City pupils take on 100 Book Challenge Goal: A program that started with a Philadelphia teacher's tutoring experiences is being used in 10 Baltimore schools.

November 15, 1998|By Mike Bowler | Mike Bowler,SUN STAFF

THE MORE CHILDREN read, the better they'll read.

That hardly seems a revolutionary idea but, in Baltimore, where so many school libraries and classrooms have bare shelves, and where only 16 of 123 elementary schools have full-time librarians, it's an idea with stark limitations.

But in 10 city schools, pages are turning by the thousands as kids devour books. This phenomenon is the result of a program -- a Philadelphia import -- called the 100 Book Challenge.

With a $130,000 grant from the Abell Foundation, the schools have been stocked with 26,000 books. Children are challenged to read 100 each semester, with the help of teachers and volunteer tutors. Teachers log progress on a big chart and celebrate success.

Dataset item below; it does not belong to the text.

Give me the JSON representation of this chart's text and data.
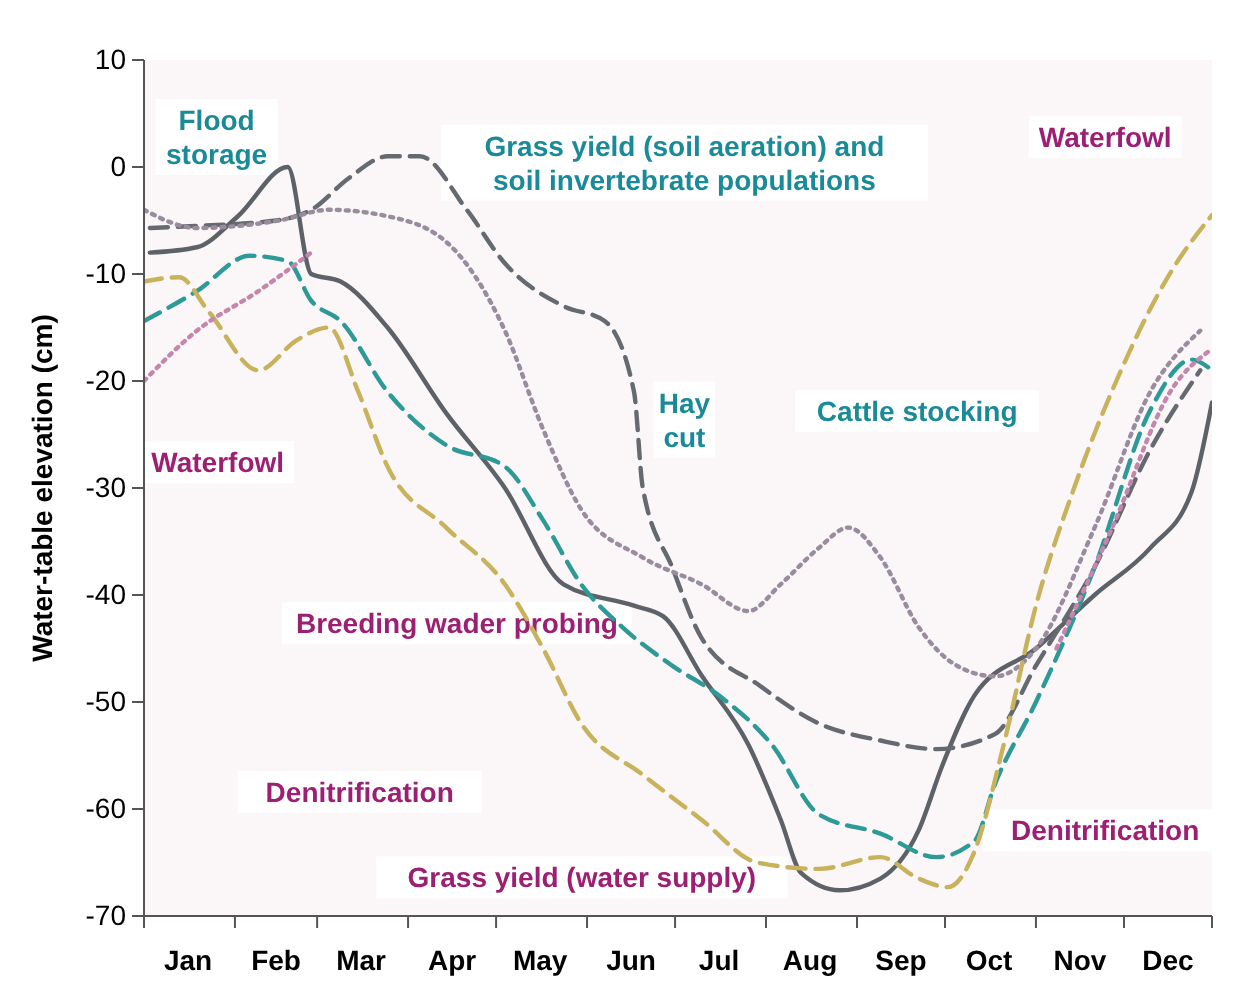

At Cecil Elementary on the northeast side of the inner city, pupils read books 30 minutes a day in school and 30 minutes at home. The books are color-coded by reading level, so that even the poorest readers can tackle something suitable.

The idea was tested this summer at civic leader Sally Michel's SuperKids Camp, a program aimed at strengthening the reading of 2,000 city schoolchildren.

"We had several of our children in the SuperKids Camp," said master teacher Roxanne Forr, who's in charge of the 100 Book Challenge at Cecil Elementary. "It's absolutely amazing that I could pick them out, without exception, when I listened to them read. I didn't have to ask if they'd been to the camp."

Maggie Kennedy, who coordinates the program at Medfield Heights Elementary in North Baltimore, said most children at her school have read 50 to 100 books, "though we didn't get rolling until the end of September. When the children meet me, they don't say, 'Hello, Mrs. Kennedy.' They say, 'I've read 55 books.' "

"Book" doesn't mean a 300-page novel. At the "yellow" level, the simplest in the program's color code, books have a few pages, each with a picture and a single word. But by second grade, pupils are reading longer "chapter" books.

Jane Hileman, a 25-year reading teacher, began the 100 Book Challenge in Philadelphia three years ago. "It really grew out of my experiences in tutoring," Hileman said. "I saw the regular patterns as children learned to read. I saw the independence of it, and I realized again that reading is thinking, not memorizing words.

"I also realized that the secret to middle-class academic success is home reading. The average high-poverty home has zero books. So we filled classrooms and homes with fun-to-read books, color-coded by reading level, and then we provided social supports and other incentives. We allow children to earn levels of distinction. The more you read, the more famous you get in school."

The 100 Book Challenge has little research evidence behind it but Hileman said the 80 Philadelphia schools in the program are doubling children's reading achievement in a year, and teachers who worked in this summer's Baltimore SuperKids Camp reported gains of six months in achievement by participants after the two-month session.

"For a regularly functioning child," said Hileman, "the reading level should increase by six months after reading 100 books."

The other city schools in the 100 Book Challenge are Belmont, Calvin Rodwell, Curtis Bay, Eutaw-Marshburn, George Washington, Holabird, Mary E. Rodman and Patapsco.

Importance of knowledge of oral language

"Whatever your language, the foundations for reading are being laid before you enter school. A literacy rich child has been read to about 5,500 hours and comes to school with about 16,000 words in his speaking vocabulary. A literacy poor child has been read to about 500 hours and has only 4,000 words in his vocabulary. Already the literacy poor child is behind and is at a great disadvantage when learning to read. The knowledge of oral language may be the most important thing a child brings to school."